AVS Special Member
Join Date: Nov 2001
Location: College Park, MD
Mentioned: 0 Post(s)
Tagged: 0 Thread(s)
Quoted: 32 Post(s)
If you are committed to running the HDMI cables through the walls come hell or high water, then you can take more risks than if you are not willing to absorb all possible costs. The likelihood of your coax being stapled to studs will depend on how old the house is and whether the cabling was installed during its construction.
If you are willing to risk the loss of functionality of the coax, then begin by cutting the connector off and attaching a pull string to the coax. In fact, to best avoid snags, you should make a tiny loop out of the cut coax's center conductor and thread a pull string through that, so it won't enlarge the circumference of the coax and won't form a snag point when pulled forward. You should also tape that junction over just in case you have to "punt" and pull the coax back and don't want it to snag in the other direction.
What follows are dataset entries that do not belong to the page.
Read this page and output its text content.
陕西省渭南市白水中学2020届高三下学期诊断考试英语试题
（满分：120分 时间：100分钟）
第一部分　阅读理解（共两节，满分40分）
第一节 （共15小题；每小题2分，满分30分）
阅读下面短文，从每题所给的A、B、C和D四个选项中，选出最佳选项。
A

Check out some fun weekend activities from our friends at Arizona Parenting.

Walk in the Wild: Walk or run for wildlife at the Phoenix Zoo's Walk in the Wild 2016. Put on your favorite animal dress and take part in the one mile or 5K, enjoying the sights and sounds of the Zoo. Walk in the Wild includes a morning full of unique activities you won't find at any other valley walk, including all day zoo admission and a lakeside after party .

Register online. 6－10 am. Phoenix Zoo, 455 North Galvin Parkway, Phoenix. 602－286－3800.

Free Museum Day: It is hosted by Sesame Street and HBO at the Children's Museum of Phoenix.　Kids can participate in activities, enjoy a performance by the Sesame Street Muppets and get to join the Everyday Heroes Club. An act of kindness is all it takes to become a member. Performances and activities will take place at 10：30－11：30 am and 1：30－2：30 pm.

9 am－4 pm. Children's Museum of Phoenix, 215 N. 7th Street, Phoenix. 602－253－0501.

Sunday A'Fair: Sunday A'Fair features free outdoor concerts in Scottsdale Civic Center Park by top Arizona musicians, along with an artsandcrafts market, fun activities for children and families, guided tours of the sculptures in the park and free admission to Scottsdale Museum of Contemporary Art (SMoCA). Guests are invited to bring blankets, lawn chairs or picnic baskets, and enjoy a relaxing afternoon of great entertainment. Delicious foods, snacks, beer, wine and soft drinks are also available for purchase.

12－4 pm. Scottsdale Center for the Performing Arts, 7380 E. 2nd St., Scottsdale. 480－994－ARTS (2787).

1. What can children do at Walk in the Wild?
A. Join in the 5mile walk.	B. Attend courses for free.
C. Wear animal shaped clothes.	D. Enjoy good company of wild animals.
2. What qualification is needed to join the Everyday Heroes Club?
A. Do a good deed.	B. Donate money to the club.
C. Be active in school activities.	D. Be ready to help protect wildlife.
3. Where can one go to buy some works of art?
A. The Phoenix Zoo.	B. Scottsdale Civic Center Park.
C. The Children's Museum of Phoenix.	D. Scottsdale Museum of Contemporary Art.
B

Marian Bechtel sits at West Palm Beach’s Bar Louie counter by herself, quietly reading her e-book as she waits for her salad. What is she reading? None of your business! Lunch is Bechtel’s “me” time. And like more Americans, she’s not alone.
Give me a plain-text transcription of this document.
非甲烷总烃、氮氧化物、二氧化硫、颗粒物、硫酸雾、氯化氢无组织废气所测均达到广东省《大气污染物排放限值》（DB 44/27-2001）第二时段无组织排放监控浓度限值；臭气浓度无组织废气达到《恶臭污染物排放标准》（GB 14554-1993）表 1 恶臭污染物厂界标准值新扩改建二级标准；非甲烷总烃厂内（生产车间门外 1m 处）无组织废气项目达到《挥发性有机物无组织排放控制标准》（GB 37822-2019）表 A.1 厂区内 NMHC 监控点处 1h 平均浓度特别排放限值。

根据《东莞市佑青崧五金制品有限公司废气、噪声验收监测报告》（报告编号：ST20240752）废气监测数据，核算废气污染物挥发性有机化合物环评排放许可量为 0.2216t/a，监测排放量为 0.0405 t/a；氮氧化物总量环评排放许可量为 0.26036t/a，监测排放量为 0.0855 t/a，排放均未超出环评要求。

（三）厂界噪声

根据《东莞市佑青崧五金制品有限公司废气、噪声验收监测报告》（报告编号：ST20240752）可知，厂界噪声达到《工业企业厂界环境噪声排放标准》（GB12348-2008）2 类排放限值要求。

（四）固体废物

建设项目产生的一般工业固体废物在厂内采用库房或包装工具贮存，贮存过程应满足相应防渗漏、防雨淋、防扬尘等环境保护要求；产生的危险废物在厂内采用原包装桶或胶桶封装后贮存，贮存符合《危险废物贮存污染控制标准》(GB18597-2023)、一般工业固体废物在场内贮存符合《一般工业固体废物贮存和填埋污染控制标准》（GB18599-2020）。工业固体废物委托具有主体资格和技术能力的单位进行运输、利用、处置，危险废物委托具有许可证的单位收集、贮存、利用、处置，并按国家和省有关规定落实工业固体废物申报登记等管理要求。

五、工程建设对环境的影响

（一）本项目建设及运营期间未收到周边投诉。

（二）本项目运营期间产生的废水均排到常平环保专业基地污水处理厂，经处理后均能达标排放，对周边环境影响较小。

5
Plus, by doing it that way, you'll wind up with two strings pullers, so if you are unsuccessful at pulling the HDMI cable through the wall, which can easily happen because of the HDMI connector, you will still have a remaining pull string which you can use to either pull additional pull strings or to pull an ordinary coax back.
If you find that you cannot pull a cable with an HDMI plug on it through the wall, you might be able to pull two Cat 5 wires and use an HDMI-to-Cat5 adapter pair.